Holm died at her longtime apartment on Central Park West, in the same building where actor Robert De Niro lives.

In a career that spanned more than half a century, Holm played Ado Annie – the girl who just can’t say no in “Oklahoma!”– Bette Davis’ best friend in “All About Eve” and a worldly theatrical agent in the 1991 comedy “I Hate Hamlet.” She had guest-star turns on TV shows such as “Fantasy Island” and “Love Boat II.”

She won the Academy Award in 1947 for best supporting actress for her performance in “Gentlemen’s Agreement” and received Oscar nominations for “Come to the Stable” (1949) and “All About Eve” (1950).

Holm was also known for her untiring charity work – at one time she served on nine boards – and was a board member emeritus of the National Mental Health Association.

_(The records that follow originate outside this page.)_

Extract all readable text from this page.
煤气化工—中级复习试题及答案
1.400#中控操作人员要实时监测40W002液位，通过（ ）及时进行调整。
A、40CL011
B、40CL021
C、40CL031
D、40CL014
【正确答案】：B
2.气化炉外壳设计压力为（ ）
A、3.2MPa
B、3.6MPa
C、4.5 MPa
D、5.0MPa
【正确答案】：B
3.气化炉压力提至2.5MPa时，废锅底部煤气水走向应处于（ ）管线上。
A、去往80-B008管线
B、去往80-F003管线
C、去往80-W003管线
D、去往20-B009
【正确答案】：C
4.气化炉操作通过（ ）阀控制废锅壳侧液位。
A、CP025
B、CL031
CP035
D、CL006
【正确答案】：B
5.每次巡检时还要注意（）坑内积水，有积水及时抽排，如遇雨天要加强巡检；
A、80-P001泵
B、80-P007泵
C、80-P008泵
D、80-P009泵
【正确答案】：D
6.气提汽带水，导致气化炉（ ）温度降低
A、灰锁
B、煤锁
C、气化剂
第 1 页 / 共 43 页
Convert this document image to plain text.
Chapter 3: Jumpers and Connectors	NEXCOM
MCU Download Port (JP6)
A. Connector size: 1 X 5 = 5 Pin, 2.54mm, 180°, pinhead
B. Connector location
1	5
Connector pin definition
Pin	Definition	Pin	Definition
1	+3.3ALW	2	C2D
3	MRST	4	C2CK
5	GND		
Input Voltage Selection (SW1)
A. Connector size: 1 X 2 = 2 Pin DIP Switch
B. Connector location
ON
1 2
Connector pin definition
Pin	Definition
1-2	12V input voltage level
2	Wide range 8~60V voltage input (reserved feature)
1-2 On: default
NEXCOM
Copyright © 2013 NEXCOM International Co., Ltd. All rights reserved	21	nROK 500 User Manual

She was once president of the Creative Arts Rehabilitation Center, which treats emotionally disturbed people using arts therapies. Over the years, she raised $20,000 for UNICEF by charging 50 cents apiece for autographs.

President Ronald Reagan appointed her to a six-year term on the National Council on the Arts in 1982.

In New York, she was active in the Save the Theatres Committee and was once arrested during a vigorous protest against the demolition of several theaters.

But late in her life she was in a bitter, multiyear legal family battle that pitted her two sons against her and her fifth husband – former waiter Basile, whom she married in 2004 and was more than 45 years her junior.

The court fight over investments and inheritance wiped away much of her savings and left her dependent on Social Security benefits. The actress and her sons no longer spoke, and she was sued for overdue maintenance and legal fees on her Manhattan apartment.